En 2022, le nombre de nids de frelons asiatiques découverts en Auvergne-Rhône-Alpes a presque doublé, passant de 1 983 en 2021 à 3 833 en 2022. © Adobe Stock

Face à la prolifération du frelon asiatique, une espèce invasive qui menace les abeilles et l’agriculture, un grand plan d’action 2025 est lancé dans le Rhône. Objectif : capturer un maximum de reines fondatrices dès le printemps pour limiter l’apparition de nouveaux nids. Un combat collectif qui mobilise apiculteurs, collectivités et citoyens.

Le frelon asiatique (Vespa velutina) s’est imposé comme un prédateur redoutable en France depuis son apparition en 2004. Responsable d’une forte mortalité chez les abeilles, il met en danger la biodiversité et pèse sur l’apiculture et l’agriculture.

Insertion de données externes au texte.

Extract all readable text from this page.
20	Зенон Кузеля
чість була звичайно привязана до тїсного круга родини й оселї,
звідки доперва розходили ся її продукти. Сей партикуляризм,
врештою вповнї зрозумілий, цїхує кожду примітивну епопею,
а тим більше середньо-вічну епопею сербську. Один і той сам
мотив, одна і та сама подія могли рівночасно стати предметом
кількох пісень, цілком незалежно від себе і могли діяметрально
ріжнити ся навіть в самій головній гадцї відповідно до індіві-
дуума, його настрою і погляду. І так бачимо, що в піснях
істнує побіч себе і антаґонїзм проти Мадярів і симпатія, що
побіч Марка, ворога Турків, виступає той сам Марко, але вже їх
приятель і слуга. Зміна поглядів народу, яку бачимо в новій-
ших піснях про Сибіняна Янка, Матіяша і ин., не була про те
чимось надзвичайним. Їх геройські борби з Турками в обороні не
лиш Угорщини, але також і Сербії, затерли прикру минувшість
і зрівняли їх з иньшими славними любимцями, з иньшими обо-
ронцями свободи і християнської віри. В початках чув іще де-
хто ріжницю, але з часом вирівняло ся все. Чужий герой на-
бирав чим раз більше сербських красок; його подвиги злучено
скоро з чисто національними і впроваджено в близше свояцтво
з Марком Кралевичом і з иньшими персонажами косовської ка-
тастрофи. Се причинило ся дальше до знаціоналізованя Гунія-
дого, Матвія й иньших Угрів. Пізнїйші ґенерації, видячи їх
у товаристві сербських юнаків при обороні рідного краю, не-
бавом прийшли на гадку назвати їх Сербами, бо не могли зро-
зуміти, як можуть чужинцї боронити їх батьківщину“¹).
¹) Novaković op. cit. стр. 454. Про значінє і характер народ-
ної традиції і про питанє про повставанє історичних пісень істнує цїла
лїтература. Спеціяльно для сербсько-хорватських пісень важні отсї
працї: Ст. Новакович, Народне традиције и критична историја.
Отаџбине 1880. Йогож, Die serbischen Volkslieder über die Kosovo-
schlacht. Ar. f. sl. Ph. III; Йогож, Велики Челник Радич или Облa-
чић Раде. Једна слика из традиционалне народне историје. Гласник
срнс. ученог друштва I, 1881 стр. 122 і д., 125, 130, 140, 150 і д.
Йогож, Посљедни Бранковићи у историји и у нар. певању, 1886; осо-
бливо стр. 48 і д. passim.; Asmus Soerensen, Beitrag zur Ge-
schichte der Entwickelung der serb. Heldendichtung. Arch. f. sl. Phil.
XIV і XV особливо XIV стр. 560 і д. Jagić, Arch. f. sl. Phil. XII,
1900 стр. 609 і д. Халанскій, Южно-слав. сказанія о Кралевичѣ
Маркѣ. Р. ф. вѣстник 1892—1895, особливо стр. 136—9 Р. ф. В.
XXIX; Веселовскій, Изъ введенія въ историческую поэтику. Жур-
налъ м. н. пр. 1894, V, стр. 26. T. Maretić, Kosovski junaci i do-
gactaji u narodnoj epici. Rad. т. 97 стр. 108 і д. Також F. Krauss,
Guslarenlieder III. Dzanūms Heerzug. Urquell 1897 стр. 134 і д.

Dans le Rhône, la section apicole du GDS 69, le GDSA 69 et le GASAR lancent une vaste campagne de lutte, avec un axe majeur : le piégeage sélectif de printemps. Cette méthode, éprouvée et encadrée par des experts, permet de capturer les reines fondatrices avant qu’elles ne bâtissent leur nid, freinant ainsi l’expansion de cette espèce envahissante. Un enjeu crucial pour l’environnement et l’économie locale.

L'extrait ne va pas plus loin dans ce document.